In July 2011, the European Commission approved the Romanian green certificate support system for promoting electricity from renewable energy sources. On October 15, 2014 the Commission has found that the Romanian green certificate reduction scheme, reducing the contributions of certain energy-intensive users to the financing of renewable energy, is in line with EU state aid rules, and in particular with the Commission’s new Energy and Environmental Aid Guidelines, europa.eu informs. The Commission has concluded that the partial compensation for the cost of financing renewable energy support is necessary to ensure the competitiveness of energy-intensive industries without unduly distorting competition in the Single Market.
Commission Vice President in charge of competition policy Joaquín Almunia said: “The Romanian scheme enables companies that are both electro-intensive and exposed to international trade to remain competitive without unduly distorting competition in the Single Market. It will support Romania in reaching its 2020 climate targets whilst at the same time appropriately addressing the risk of carbon leakage.”

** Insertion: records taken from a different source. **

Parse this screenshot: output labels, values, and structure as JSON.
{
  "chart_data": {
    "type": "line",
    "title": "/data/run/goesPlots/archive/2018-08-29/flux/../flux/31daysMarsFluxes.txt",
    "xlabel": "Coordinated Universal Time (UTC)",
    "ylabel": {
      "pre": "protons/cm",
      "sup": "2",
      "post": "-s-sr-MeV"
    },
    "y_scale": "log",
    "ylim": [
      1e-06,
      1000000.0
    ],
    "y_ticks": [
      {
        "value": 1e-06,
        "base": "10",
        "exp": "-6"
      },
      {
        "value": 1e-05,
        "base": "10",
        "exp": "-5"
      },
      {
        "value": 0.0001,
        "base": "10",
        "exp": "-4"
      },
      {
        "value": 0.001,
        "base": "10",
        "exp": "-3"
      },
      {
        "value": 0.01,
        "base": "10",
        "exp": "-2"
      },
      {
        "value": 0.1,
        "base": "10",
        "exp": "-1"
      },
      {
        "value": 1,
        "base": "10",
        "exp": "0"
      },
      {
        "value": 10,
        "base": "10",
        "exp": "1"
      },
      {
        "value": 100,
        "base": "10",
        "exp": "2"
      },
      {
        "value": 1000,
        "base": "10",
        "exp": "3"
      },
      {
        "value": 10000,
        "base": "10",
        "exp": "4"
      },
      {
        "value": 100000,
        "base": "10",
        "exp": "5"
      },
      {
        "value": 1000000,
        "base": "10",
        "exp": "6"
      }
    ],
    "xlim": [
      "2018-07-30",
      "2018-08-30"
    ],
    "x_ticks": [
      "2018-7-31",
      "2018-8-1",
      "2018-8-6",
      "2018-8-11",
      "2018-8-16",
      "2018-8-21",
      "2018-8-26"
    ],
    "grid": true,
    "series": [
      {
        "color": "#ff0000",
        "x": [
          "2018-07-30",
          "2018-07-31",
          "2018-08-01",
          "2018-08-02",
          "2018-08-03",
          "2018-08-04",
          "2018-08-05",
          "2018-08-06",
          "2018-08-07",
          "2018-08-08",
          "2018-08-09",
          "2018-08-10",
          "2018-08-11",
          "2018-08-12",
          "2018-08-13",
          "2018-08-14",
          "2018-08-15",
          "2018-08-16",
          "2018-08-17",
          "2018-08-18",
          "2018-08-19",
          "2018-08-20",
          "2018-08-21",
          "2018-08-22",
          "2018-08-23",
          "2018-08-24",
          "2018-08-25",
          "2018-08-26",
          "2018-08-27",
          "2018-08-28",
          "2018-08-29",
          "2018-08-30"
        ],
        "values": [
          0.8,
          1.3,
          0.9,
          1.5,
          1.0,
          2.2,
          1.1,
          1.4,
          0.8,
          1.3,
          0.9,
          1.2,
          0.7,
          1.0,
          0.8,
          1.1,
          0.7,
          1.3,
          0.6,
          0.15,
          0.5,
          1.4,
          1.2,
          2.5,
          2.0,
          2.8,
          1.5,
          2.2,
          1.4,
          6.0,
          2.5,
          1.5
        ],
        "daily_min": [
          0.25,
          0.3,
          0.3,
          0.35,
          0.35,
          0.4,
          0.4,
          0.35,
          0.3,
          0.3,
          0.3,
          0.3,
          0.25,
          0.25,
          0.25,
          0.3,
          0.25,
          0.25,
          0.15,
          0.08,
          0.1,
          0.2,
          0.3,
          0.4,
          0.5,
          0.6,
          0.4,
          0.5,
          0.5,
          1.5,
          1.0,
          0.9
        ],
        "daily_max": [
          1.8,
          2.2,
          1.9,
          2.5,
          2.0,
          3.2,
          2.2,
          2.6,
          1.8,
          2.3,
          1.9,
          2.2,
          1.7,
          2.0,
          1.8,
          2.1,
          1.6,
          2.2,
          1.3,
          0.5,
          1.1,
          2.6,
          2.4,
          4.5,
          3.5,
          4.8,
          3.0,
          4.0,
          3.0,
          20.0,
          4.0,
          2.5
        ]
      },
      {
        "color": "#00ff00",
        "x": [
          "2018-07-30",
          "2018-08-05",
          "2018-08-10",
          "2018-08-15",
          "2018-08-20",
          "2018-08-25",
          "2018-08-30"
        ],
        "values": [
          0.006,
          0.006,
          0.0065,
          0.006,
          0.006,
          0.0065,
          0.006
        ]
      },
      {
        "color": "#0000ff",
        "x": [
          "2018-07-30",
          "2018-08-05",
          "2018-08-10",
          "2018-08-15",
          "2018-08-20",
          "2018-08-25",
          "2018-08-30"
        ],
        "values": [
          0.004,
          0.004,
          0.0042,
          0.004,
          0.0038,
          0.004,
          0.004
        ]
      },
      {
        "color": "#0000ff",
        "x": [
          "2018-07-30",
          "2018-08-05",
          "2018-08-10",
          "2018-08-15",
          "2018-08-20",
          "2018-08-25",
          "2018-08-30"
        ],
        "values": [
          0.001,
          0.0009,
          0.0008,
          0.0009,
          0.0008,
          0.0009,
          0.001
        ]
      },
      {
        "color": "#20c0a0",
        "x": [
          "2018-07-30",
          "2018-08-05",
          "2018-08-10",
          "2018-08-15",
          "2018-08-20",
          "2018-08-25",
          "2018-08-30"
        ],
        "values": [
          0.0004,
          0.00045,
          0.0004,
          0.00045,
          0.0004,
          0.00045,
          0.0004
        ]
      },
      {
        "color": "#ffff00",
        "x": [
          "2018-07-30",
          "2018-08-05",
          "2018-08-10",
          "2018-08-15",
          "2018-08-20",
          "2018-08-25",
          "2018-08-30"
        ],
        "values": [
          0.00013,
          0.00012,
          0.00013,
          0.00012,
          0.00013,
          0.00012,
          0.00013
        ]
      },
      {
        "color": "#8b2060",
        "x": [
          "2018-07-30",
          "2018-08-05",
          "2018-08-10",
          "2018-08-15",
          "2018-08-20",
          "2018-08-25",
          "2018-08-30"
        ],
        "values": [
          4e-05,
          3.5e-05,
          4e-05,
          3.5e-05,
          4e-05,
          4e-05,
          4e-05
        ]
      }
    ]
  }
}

In July 2014 Romania notified plans to reduce the contribution to the financing of renewable energy for certain companies active in sectors with particularly high electro-intensity and trade exposure. The beneficiaries will pay 85 percent, 60 percent or 40 percent less RES support if they demonstrate an electro-intensity of more than 20 percent, between 10 percent and 20 percent, or between 5 percent and 10 percent, respectively. The beneficiaries would also need to show that they do not record debts to the general consolidated budget of the state; carry out energy audits and implement measures to improve their energy efficiency; do not lay off more than 25 percent of the employees and maintain activities in the European Economic Area; conclude partnerships with educational institutions in order to narrow the theory-practice gap, increase professional level and attract skilled personnel.
The Commission assessed the compatibility of the measure under the provisions of its new Energy and Environmental Aid Guidelines adopted in April 2014. The investigation found that reductions are limited to companies active in sectors recognised by the guidelines as being both energy-intensive and exposed to international trade. The additional conditions to select eligible beneficiaries are objective, transparent and do not discriminate between companies that are in a similar factual situation. The green certificate reduction scheme will enter into force on 1 December 2014 and will expire on 31 December 2024. The yearly budget is estimated at around EUR 75 million with approximately 300 beneficiaries.